One
1
Salem
Present Day
The black wool coat that I had tightly wrapped around my chest was more for comfort than warmth. The late January arctic breeze in Massachusetts could normally slice through my Southern-born bones. I had been told numerous times that I would acclimate to the weather up here. That had been eighteen years ago, and I had not, in fact, acclimated. But it wasn’t the promise of snow in the air that had me gripping on to the coat that was an expensive gift my mother-in-law had given me for Christmas two years ago.
If only it were.
I wanted to shout at the top of my lungs that he hadn’t wanted this. He had wanted to be cremated. He’d said being buried in the ground was a waste of good soil. If I didn’t feel so lost, I’d smile at the memory.
“Take me to a pub, Salem. Get a pint of the black stuff and sláinte to my memory.”
The corner of my mouth tugged as his words replayed so clearly in my head. His husky Irish accent, thick blond hair, the bluest eyes I’d ever seen, and his smile were things I would only have in my memory now. The ache went deep gripping tightly at my throat as the priest spoke. I couldn’t focus on anything he was saying.
As the casket was lowered to the ground, all I could do was watch it with a mix of horror and loss.
It seemed like only yesterday when I’d bumped into Eamon while walking to a coffee shop just off campus between classes, yet it was also as if we’d lived a lifetime since then as well. He was beautiful. A talented artist. Someone I could relate to. We enjoyed the same things. He made me laugh. He’d always said that he had loved me at first sight.
Standing here as the finality of all we had been through sank in, I ached to do so many things differently. Be the woman he had deserved right from the start. He had put up with so much from me.
Years later, when I had told him how much I regretted our earlier years, he had held me and whispered against my temple, “You were always my one, stór .”
Eamon had been so charming, and I’d been so broken. All my trust and faith in men had been destroyed. First by my father and his abuse, then by the boy I’d thought I’d love forever. The one who…the one who had consumed my thoughts as I lay in bed many sleepless nights, feeling guilty because he still owned a piece of my soul.
I’d give anything to get that piece back.
A lone tear rolled down my face as the casket disappeared from my view. I’d have taken his ashes to every pub in Boston and drunk the awful beer he’d loved, like he’d wanted. However, Keira Murphy wasn’t one to be argued with. What she said was law, and I’d learned years ago that when she spoke, both her husband and son listened. Eamon would have understood that. Although I had been his wife for fourteen years, I had no control over the woman standing beside me.
For as much as Eamon had loved me…his mother did not. To begin with, I wasn’t Irish or Catholic. Then, to make matters worse, in her eyes, I was Southern. Keira had believed that Eamon would marry a Boston socialite. Not some orphan girl who was at Rhode Island School of Design on a full scholarship and had come from the small town of McIntosh, Florida. I wasn’t truly an orphan, but they didn’t know that. Not even Eamon had known the truth.
I’d held many secrets from him. But he’d always known that there was someone else. That I’d been broken when he found me.
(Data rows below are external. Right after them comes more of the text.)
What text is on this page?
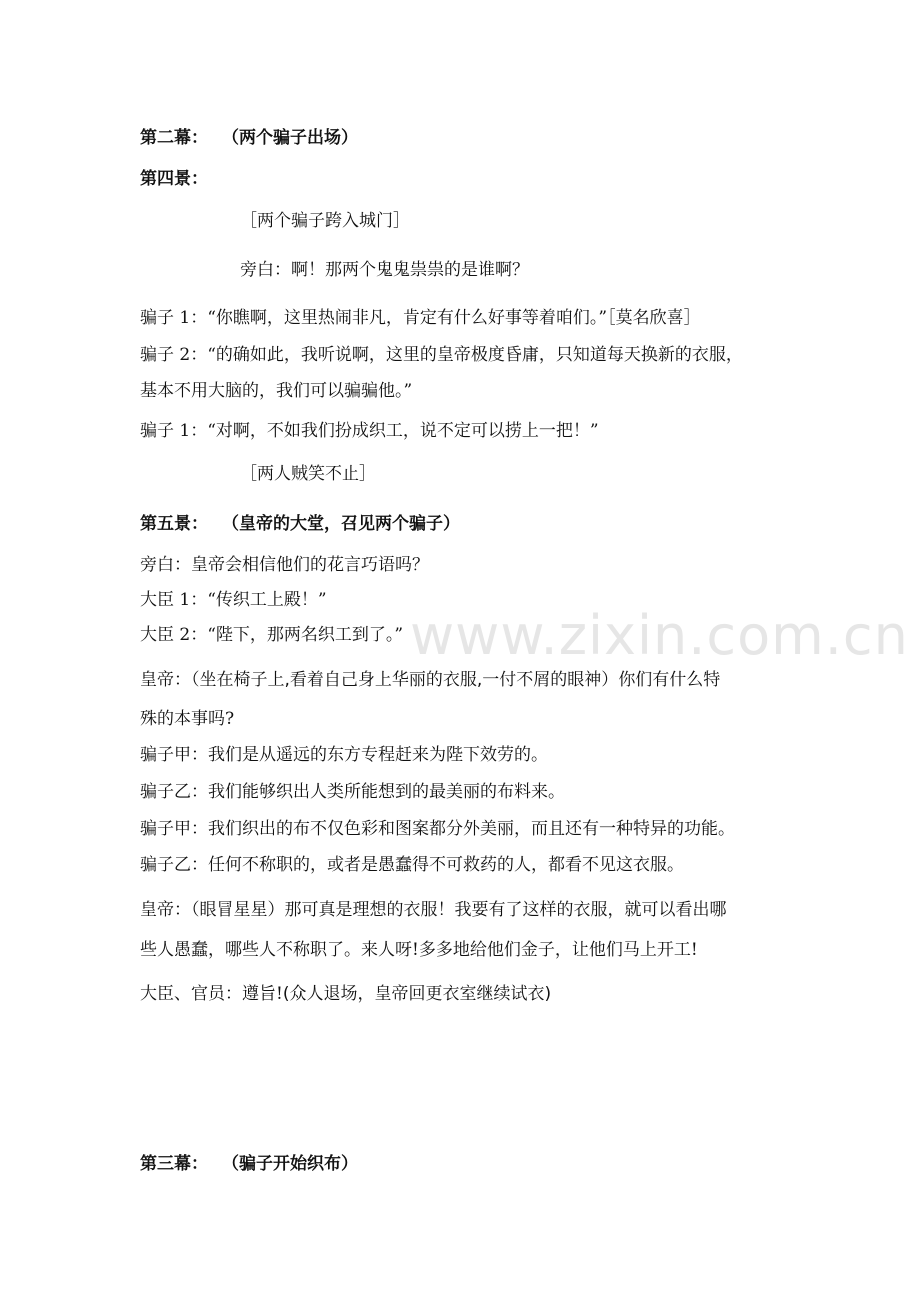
www.zixin.com.cn
第二幕： （两个骗子出场）
第四景：
［两个骗子跨入城门］
旁白：啊！那两个鬼鬼祟祟的是谁啊？
骗子 1：“你瞧啊，这里热闹非凡，肯定有什么好事等着咱们。”［莫名欣喜］
骗子 2：“的确如此，我听说啊，这里的皇帝极度昏庸，只知道每天换新的衣服，
基本不用大脑的，我们可以骗骗他。”
骗子 1：“对啊，不如我们扮成织工，说不定可以捞上一把！”
［两人贼笑不止］
第五景： （皇帝的大堂，召见两个骗子）
旁白：皇帝会相信他们的花言巧语吗？
大臣 1：“传织工上殿！”
大臣 2：“陛下，那两名织工到了。”
皇帝：（坐在椅子上,看着自己身上华丽的衣服,一付不屑的眼神）你们有什么特
殊的本事吗?
骗子甲：我们是从遥远的东方专程赶来为陛下效劳的。
骗子乙：我们能够织出人类所能想到的最美丽的布料来。
骗子甲：我们织出的布不仅色彩和图案都分外美丽，而且还有一种特异的功能。
骗子乙：任何不称职的，或者是愚蠢得不可救药的人，都看不见这衣服。
皇帝：（眼冒星星）那可真是理想的衣服！我要有了这样的衣服，就可以看出哪
些人愚蠢，哪些人不称职了。来人呀!多多地给他们金子，让他们马上开工!
大臣、官员：遵旨!(众人退场，皇帝回更衣室继续试衣)
第三幕： （骗子开始织布）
A whimper came from my left, and I glanced over to see Keira clinging to Eamon’s father, Cormac. My chest ached every time I looked at the man. All I could think was that if Eamon had been given the chance to reach his sixties, he’d have been a replica of his father…but he’d never see past thirty-nine. The sorrow was a part of me, I’d decided.
My life wasn’t meant to be a fairy tale. There was no happy ending. I’d been dealt one bad hand after another.
People began to slowly leave as others came to speak to the Murphys and me to share their condolences. Every second that ticked by, I played a part. Being the perfect daughter-in-law and responding the way that Keira would want me to. When, in reality, I wanted to tell them all to meet me at the nearest pub. Just like in life, I’d let Eamon down. By not loving him as much as he loved me. And now, by allowing his mother to give him the funeral she wanted. Not the one he had asked for.
I’m sorry I failed you. I did love you, and I will forever mourn that we didn’t grow old together, holding hands on the front porch swing, like you imagined. You’d found me when my heart was just a pile of fragmented pieces and picked up what was left, one by one. It wasn’t your fault that I was damaged, and you loved me anyway.
You were my best friend, Eamon Murphy. You loved me when I felt unlovable. How am I supposed to navigate this life without you?